I explored the cabin and found a closet full of dusty, old jigsaws. After cracking open a bottle of wine, I sat down and, before I knew it, had finished and was on to another. It ended up being the exact meditative, relaxing experience I was craving. I started doing puzzles at home, all the time. I was doing them so often my back started hurting from leaning over the coffee table!
Jena: Rachel and I are not just business partners, we’re also close friends and a couple of months later we went on vacation together. Rachel brought some puzzles in her suitcase and we were staring at them and talking about why puzzles always featured things like jars of buttons and watercolor kittens. Why couldn’t they [puzzles] be as considered as all the other objects in our lives? That was the very beginning of Piecework. The company formally launched in Summer of 2019.
Piecework Puzzles give us a chance to step away from our always-on digital lives. Why do you find that to be so important, especially during our abnormal quarantine lives?

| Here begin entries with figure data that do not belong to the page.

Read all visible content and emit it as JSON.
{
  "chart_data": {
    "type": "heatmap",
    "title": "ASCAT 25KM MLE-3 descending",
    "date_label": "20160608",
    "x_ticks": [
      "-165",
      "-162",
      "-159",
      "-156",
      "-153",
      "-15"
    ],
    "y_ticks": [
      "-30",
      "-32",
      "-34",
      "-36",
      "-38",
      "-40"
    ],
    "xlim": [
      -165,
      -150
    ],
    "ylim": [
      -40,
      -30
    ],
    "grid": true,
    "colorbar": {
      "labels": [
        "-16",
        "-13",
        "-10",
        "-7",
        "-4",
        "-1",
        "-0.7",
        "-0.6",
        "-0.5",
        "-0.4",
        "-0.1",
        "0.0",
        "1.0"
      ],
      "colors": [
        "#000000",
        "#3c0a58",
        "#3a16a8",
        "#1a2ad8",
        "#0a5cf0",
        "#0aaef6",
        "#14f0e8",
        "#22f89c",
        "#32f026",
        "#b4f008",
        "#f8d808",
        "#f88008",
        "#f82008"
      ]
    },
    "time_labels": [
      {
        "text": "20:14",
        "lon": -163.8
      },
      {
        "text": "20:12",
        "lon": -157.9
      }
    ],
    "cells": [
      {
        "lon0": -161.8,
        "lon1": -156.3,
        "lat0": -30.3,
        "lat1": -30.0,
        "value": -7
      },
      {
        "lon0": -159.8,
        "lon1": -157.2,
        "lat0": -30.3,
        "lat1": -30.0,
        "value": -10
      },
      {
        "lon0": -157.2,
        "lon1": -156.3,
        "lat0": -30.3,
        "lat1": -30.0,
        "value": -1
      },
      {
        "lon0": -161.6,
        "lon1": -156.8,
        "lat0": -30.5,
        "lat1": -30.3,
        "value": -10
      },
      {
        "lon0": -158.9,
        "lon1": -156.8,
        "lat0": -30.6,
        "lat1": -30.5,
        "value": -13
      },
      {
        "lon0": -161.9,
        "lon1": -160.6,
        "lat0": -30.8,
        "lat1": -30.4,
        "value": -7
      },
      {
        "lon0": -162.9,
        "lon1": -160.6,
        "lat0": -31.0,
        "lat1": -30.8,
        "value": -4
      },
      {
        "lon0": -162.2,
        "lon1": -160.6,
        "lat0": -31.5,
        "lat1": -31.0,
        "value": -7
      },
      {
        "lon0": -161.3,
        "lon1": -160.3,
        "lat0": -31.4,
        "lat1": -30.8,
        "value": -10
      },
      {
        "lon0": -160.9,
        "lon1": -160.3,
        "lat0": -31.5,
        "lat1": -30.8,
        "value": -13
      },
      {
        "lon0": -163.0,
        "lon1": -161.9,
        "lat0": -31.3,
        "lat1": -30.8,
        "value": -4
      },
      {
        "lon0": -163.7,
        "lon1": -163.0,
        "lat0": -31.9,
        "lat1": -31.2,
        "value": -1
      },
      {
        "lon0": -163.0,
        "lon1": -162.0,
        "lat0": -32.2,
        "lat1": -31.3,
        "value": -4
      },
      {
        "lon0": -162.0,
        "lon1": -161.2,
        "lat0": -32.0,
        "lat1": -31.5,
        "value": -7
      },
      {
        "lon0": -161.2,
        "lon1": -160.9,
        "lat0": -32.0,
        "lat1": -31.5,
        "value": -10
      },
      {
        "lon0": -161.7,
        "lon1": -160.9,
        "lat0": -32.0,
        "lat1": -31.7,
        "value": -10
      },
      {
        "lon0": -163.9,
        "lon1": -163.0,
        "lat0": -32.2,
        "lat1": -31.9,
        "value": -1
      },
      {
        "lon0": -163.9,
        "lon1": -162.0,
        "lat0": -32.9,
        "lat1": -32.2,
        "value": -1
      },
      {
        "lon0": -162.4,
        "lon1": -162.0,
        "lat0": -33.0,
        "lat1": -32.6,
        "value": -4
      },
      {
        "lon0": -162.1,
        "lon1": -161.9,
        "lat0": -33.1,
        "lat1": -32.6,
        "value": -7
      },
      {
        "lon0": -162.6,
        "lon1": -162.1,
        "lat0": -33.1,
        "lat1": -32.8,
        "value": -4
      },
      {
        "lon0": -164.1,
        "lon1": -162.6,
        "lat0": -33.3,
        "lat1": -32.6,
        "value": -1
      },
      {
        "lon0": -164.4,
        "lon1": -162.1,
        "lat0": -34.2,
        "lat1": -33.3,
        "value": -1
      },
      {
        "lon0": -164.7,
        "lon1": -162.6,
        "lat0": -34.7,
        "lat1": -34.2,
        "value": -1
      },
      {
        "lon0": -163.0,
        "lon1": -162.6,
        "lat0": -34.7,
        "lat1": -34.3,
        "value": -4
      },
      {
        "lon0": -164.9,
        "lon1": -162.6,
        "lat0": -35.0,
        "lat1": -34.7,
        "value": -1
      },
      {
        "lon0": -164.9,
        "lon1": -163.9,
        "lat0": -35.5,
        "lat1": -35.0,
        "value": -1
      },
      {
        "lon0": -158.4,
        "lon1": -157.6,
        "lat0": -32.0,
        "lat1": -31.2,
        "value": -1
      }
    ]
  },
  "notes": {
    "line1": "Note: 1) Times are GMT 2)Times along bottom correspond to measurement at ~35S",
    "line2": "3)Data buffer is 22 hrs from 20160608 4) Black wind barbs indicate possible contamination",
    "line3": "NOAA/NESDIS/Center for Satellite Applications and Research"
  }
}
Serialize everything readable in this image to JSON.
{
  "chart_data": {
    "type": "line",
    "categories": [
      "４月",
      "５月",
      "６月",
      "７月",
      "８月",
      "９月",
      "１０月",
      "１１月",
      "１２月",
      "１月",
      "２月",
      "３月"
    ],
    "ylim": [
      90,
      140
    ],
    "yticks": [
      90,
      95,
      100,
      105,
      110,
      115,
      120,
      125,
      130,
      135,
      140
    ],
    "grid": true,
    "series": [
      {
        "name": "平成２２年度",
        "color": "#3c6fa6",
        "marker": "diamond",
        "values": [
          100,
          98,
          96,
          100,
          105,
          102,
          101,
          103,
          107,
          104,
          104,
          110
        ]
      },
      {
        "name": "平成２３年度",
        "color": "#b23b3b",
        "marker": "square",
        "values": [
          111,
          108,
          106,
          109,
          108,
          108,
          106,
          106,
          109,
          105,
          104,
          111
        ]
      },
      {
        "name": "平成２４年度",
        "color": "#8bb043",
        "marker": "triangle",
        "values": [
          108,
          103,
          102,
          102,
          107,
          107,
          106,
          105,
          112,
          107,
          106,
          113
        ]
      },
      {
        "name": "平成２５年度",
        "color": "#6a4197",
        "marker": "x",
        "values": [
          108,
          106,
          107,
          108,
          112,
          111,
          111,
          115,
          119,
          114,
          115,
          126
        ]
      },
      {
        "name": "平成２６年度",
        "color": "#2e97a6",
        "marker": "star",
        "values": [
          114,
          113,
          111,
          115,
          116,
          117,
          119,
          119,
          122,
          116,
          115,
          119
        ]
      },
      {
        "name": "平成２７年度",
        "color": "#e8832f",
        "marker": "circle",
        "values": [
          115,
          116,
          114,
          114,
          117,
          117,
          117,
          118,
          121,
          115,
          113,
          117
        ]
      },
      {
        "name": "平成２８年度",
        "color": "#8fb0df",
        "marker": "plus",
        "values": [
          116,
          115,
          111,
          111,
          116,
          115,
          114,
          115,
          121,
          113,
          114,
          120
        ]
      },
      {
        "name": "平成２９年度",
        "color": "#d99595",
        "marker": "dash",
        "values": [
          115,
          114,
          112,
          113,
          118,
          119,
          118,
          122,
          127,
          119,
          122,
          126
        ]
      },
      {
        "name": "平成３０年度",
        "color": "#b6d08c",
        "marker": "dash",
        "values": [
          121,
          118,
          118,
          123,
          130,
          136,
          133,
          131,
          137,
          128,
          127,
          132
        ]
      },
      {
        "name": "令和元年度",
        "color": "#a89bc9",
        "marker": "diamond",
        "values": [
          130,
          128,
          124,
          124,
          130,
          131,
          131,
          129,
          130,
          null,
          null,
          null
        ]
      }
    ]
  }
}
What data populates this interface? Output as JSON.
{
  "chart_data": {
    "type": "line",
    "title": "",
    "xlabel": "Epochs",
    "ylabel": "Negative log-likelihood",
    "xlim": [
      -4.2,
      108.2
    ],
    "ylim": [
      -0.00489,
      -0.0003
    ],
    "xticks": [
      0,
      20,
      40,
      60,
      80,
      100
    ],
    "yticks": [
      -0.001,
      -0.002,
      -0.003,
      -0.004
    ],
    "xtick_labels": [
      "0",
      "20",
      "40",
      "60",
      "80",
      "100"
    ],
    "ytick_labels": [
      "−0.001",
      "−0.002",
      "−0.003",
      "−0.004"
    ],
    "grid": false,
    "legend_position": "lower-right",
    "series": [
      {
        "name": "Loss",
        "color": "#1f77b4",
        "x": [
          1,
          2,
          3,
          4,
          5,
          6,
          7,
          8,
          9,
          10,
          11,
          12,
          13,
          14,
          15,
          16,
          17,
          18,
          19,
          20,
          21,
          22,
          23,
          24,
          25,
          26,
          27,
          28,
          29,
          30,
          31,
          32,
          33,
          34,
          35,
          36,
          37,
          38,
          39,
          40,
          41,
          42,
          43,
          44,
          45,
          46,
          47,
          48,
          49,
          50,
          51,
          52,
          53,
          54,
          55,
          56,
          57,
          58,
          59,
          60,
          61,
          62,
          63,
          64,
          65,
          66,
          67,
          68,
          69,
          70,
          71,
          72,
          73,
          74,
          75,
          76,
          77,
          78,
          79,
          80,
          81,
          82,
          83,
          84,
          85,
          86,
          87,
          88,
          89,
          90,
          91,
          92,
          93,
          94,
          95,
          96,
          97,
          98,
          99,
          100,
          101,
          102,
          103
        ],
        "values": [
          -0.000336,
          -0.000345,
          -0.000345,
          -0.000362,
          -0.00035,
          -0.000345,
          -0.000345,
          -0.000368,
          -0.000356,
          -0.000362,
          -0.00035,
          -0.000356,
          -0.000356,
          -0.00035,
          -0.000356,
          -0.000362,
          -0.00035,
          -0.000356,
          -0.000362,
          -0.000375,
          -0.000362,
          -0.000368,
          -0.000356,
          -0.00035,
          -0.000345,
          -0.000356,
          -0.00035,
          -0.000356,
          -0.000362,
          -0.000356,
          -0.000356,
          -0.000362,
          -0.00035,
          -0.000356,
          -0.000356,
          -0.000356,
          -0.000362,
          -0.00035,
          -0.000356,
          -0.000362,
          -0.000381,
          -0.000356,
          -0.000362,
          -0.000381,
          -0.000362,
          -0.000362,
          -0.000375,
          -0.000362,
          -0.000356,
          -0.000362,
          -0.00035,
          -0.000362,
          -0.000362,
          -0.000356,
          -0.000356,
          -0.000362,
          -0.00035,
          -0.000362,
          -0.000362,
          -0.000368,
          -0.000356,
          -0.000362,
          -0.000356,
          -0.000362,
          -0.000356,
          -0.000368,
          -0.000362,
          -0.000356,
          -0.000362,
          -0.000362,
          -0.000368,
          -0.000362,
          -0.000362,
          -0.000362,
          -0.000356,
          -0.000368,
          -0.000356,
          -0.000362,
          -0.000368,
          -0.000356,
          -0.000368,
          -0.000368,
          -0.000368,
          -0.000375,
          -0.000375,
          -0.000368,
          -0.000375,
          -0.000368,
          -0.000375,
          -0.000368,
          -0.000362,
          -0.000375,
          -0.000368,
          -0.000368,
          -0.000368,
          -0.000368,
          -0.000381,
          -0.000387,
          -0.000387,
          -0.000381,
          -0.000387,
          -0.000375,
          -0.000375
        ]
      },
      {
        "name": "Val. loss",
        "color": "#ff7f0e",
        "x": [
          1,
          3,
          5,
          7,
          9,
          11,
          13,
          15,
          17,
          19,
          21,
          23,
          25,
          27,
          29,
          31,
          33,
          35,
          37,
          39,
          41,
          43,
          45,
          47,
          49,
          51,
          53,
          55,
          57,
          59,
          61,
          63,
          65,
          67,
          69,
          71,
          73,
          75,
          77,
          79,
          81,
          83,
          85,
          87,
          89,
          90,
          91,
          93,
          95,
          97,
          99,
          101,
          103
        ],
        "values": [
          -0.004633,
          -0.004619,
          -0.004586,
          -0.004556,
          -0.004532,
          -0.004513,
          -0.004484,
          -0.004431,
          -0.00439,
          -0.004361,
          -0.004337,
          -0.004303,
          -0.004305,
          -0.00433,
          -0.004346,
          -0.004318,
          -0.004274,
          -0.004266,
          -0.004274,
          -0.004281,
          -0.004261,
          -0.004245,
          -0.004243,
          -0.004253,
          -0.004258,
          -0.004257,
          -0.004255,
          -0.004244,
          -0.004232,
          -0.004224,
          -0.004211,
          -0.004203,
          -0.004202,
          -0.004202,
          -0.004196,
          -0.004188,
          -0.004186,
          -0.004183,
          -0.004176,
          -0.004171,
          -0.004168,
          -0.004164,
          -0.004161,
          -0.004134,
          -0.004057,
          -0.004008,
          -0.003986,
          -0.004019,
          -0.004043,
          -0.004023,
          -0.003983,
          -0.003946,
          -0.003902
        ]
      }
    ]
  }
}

Jena: Working on a puzzle forces you to put down your phone — you can’t look at the intricacies of the design and the shapes of the pieces while you’re staring at a screen. We always say puzzles are meditation for the modern age.
Rachel: And now, more than ever, our lives are digital. My screen time has increased since we started self-isolating.
Forbidden Fruit, $36
Meta Puzzle, $30.60
Your puzzles designs stand out from everything else out there. How do you go about choosing your designs and is there a specific artist you work with?
Rachel: We want each and every one of our puzzles to offer a bit of an escape — they’re themed moments and worlds you can escape to.
Jena: That’s why the title is on the spine. They can grow like a collection on your coffee table or shelf.
Rachel: We concept and shoot most of our art ourselves. Occasionally, we’ll partner, when an image is just too good and truly “needs” to become a puzzle! But at its heart, Piecework is about vibrancy and play. It prioritizes design but doesn’t take itself too seriously. We wanted all of our imagery to reflect that.
We can imagine that there’s been an unexpected surge in demand for Piecework Puzzles since quarantine started. What’s been happening and how have you been able to keep up?
Jena: It’s puzzle madness! We sold out of all our puzzles at one point.
Rachel: We’re just so glad they’re offering everyone some respite and distraction. The more in the puzzle party the merrier.